Canadian Teachers’ Union Wants To Erase Founding Father’s Name From Schools

David Krayden Ottawa Bureau Chief

As the inquisition against Confederate monuments and street names continues in the U.S., Canadian natives are continuing their war against Canadian historical figures.

Now they have convinced the Elementary Teachers’ Federation of Ontario that the name of Sir John A. Macdonald — the father of Canadian confederation — be erased from all schools in the province.

There are quite a few.

The native activist group Idle No More is behind most of the political action. They even held a sit-in on Parliament Hill during the July 1 Canada Day celebrations to highlight their cause.

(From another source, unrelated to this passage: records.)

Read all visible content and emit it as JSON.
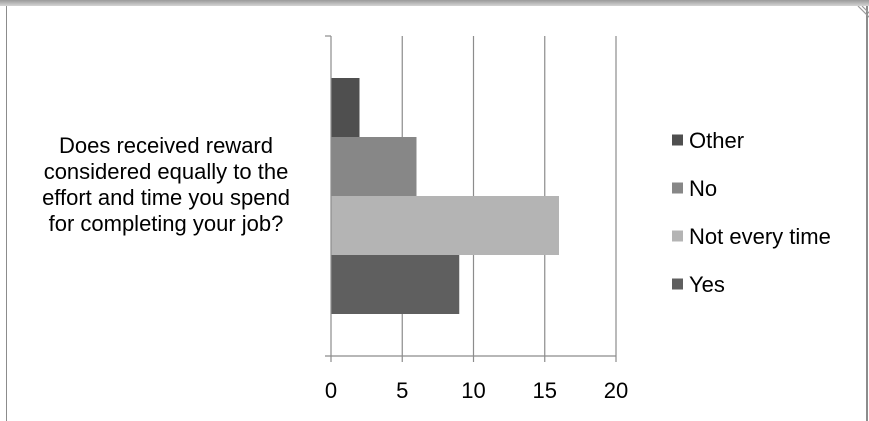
{
  "chart_data": {
    "type": "bar",
    "orientation": "horizontal",
    "categories": [
      "Does received reward considered equally to the effort and time you spend for completing your job?"
    ],
    "category_label_lines": [
      "Does received reward",
      "considered equally to the",
      "effort and time you spend",
      "for completing your job?"
    ],
    "series": [
      {
        "name": "Yes",
        "values": [
          9
        ],
        "color": "#5f5f5f"
      },
      {
        "name": "Not every time",
        "values": [
          16
        ],
        "color": "#b4b4b4"
      },
      {
        "name": "No",
        "values": [
          6
        ],
        "color": "#878787"
      },
      {
        "name": "Other",
        "values": [
          2
        ],
        "color": "#4f4f4f"
      }
    ],
    "xlim": [
      0,
      20
    ],
    "xticks": [
      "0",
      "5",
      "10",
      "15",
      "20"
    ],
    "grid": true,
    "legend_position": "right",
    "legend_order": [
      "Other",
      "No",
      "Not every time",
      "Yes"
    ],
    "title": "",
    "xlabel": "",
    "ylabel": ""
  }
}
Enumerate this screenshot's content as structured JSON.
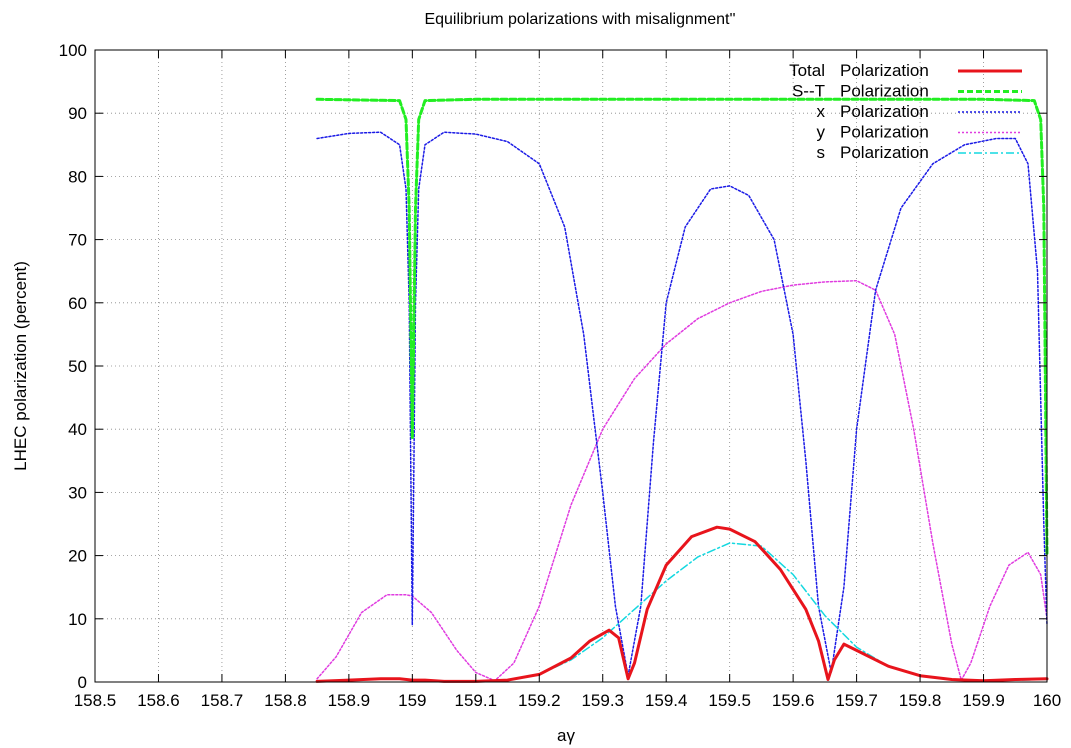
{
  "chart_data": {
    "type": "line",
    "title": "Equilibrium polarizations with misalignment''",
    "xlabel": "aγ",
    "ylabel": "LHEC polarization (percent)",
    "xlim": [
      158.5,
      160
    ],
    "ylim": [
      0,
      100
    ],
    "xticks": [
      158.5,
      158.6,
      158.7,
      158.8,
      158.9,
      159,
      159.1,
      159.2,
      159.3,
      159.4,
      159.5,
      159.6,
      159.7,
      159.8,
      159.9,
      160
    ],
    "xtick_labels": [
      "158.5",
      "158.6",
      "158.7",
      "158.8",
      "158.9",
      "159",
      "159.1",
      "159.2",
      "159.3",
      "159.4",
      "159.5",
      "159.6",
      "159.7",
      "159.8",
      "159.9",
      "160"
    ],
    "yticks": [
      0,
      10,
      20,
      30,
      40,
      50,
      60,
      70,
      80,
      90,
      100
    ],
    "ytick_labels": [
      "0",
      "10",
      "20",
      "30",
      "40",
      "50",
      "60",
      "70",
      "80",
      "90",
      "100"
    ],
    "grid": true,
    "legend_position": "top-right",
    "series": [
      {
        "name": "Total Polarization",
        "legend_key": "Total",
        "legend_word": "Polarization",
        "color": "#e8141c",
        "style": "solid",
        "width": 3,
        "x": [
          158.85,
          158.9,
          158.95,
          158.98,
          159.0,
          159.02,
          159.05,
          159.1,
          159.15,
          159.2,
          159.25,
          159.28,
          159.31,
          159.325,
          159.34,
          159.35,
          159.37,
          159.4,
          159.44,
          159.48,
          159.5,
          159.54,
          159.58,
          159.62,
          159.64,
          159.655,
          159.665,
          159.68,
          159.7,
          159.75,
          159.8,
          159.85,
          159.9,
          159.95,
          160.0
        ],
        "y": [
          0.1,
          0.3,
          0.5,
          0.5,
          0.3,
          0.3,
          0.1,
          0.1,
          0.3,
          1.2,
          3.8,
          6.5,
          8.2,
          7.0,
          0.5,
          3.0,
          11.5,
          18.5,
          23.0,
          24.5,
          24.2,
          22.2,
          17.8,
          11.5,
          6.5,
          0.4,
          3.5,
          6.0,
          5.0,
          2.5,
          1.0,
          0.4,
          0.2,
          0.4,
          0.5
        ]
      },
      {
        "name": "S--T Polarization",
        "legend_key": "S--T",
        "legend_word": "Polarization",
        "color": "#22ee22",
        "style": "dashed",
        "width": 3,
        "x": [
          158.85,
          158.98,
          158.99,
          158.995,
          159.0,
          159.005,
          159.01,
          159.02,
          159.1,
          159.5,
          159.9,
          159.98,
          159.99,
          159.995,
          160.0
        ],
        "y": [
          92.2,
          92.0,
          89.0,
          75.0,
          38.5,
          75.0,
          89.0,
          92.0,
          92.2,
          92.2,
          92.2,
          92.0,
          89.0,
          75.0,
          20.0
        ]
      },
      {
        "name": "x Polarization",
        "legend_key": "x",
        "legend_word": "Polarization",
        "color": "#1a1ae6",
        "style": "dotted",
        "width": 1.5,
        "x": [
          158.85,
          158.9,
          158.95,
          158.98,
          158.99,
          158.995,
          159.0,
          159.005,
          159.01,
          159.02,
          159.05,
          159.1,
          159.15,
          159.2,
          159.24,
          159.27,
          159.3,
          159.32,
          159.34,
          159.36,
          159.38,
          159.4,
          159.43,
          159.47,
          159.5,
          159.53,
          159.57,
          159.6,
          159.62,
          159.64,
          159.66,
          159.68,
          159.7,
          159.73,
          159.77,
          159.82,
          159.87,
          159.92,
          159.95,
          159.97,
          159.985,
          159.995,
          160.0
        ],
        "y": [
          86.0,
          86.8,
          87.0,
          85.0,
          78.0,
          60.0,
          9.0,
          60.0,
          78.0,
          85.0,
          87.0,
          86.7,
          85.5,
          82.0,
          72.0,
          55.0,
          30.0,
          12.0,
          1.0,
          12.0,
          38.0,
          60.0,
          72.0,
          78.0,
          78.5,
          77.0,
          70.0,
          55.0,
          35.0,
          12.0,
          1.5,
          15.0,
          40.0,
          62.0,
          75.0,
          82.0,
          85.0,
          86.0,
          86.0,
          82.0,
          65.0,
          25.0,
          9.0
        ]
      },
      {
        "name": "y Polarization",
        "legend_key": "y",
        "legend_word": "Polarization",
        "color": "#e03ce0",
        "style": "dotted",
        "width": 1.5,
        "x": [
          158.85,
          158.88,
          158.92,
          158.96,
          158.99,
          159.0,
          159.03,
          159.07,
          159.1,
          159.13,
          159.16,
          159.2,
          159.25,
          159.3,
          159.35,
          159.4,
          159.45,
          159.5,
          159.55,
          159.6,
          159.65,
          159.7,
          159.73,
          159.76,
          159.79,
          159.82,
          159.85,
          159.865,
          159.88,
          159.91,
          159.94,
          159.97,
          159.99,
          160.0
        ],
        "y": [
          0.5,
          4.0,
          11.0,
          13.8,
          13.8,
          13.6,
          11.0,
          5.0,
          1.5,
          0.2,
          3.0,
          12.0,
          28.0,
          40.0,
          48.0,
          53.5,
          57.5,
          60.0,
          61.8,
          62.8,
          63.3,
          63.5,
          62.0,
          55.0,
          40.0,
          22.0,
          6.0,
          0.3,
          3.0,
          12.0,
          18.5,
          20.5,
          17.0,
          10.0
        ]
      },
      {
        "name": "s Polarization",
        "legend_key": "s",
        "legend_word": "Polarization",
        "color": "#14d8e0",
        "style": "dashdot",
        "width": 1.5,
        "x": [
          158.85,
          158.9,
          158.95,
          158.98,
          159.0,
          159.02,
          159.05,
          159.1,
          159.15,
          159.2,
          159.25,
          159.3,
          159.35,
          159.4,
          159.45,
          159.5,
          159.55,
          159.6,
          159.65,
          159.7,
          159.75,
          159.8,
          159.85,
          159.9,
          159.95,
          160.0
        ],
        "y": [
          0.1,
          0.3,
          0.5,
          0.5,
          0.3,
          0.3,
          0.1,
          0.1,
          0.3,
          1.2,
          3.5,
          7.0,
          11.5,
          16.0,
          19.8,
          22.0,
          21.5,
          17.0,
          10.5,
          5.5,
          2.5,
          1.0,
          0.4,
          0.2,
          0.3,
          0.4
        ]
      }
    ]
  }
}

They are demanding that the name of a park in Halifax, Nova Scotia be changed because it was named after Gen. Edward Cornwallis, who fought the American colonists in the American revolutionary war: but that’s not why they want his name stricken — natives say Cornwallis was responsible for a program of genocide aimed against Atlantic tribes.

Now Macdonald is facing the same accusations, apparently because he lacked the sensitivity of the current prime minister, Justin Trudeau.

Felipe Pareja, a French teacher in the Peel region of Ontario, sponsored the motion to rename provincial schools. Pareja says it passed by a substantial majority, but wasn’t unanimous. He says he understands Macdonald may well be a figure of historic importance but he shouldn’t be honored today because of his “central role as the architect, of, really what was the genocide of Indigenous peoples on Turtle Island.,” as he told CBC News.

But the initiative isn’t receiving blanket acclaim in the province.

“It’s one of the most crazy and ridiculous things I’ve ever heard — just simply trying to erase Canadian history in the guise of an extreme and radical political correctness. I can’t believe the average teacher in Ontario would support this type of ridiculous idea,” John Baird, a former foreign affairs minister in the Conservative government of Prime Minister Stephen Harper, told CBC.

Conservative Member of Parliament Erin O’Toole entered the fray on Wednesday, calling the plan “embarrassing” and tweeted that the “teachers’ union needs a lesson in how to teach history.”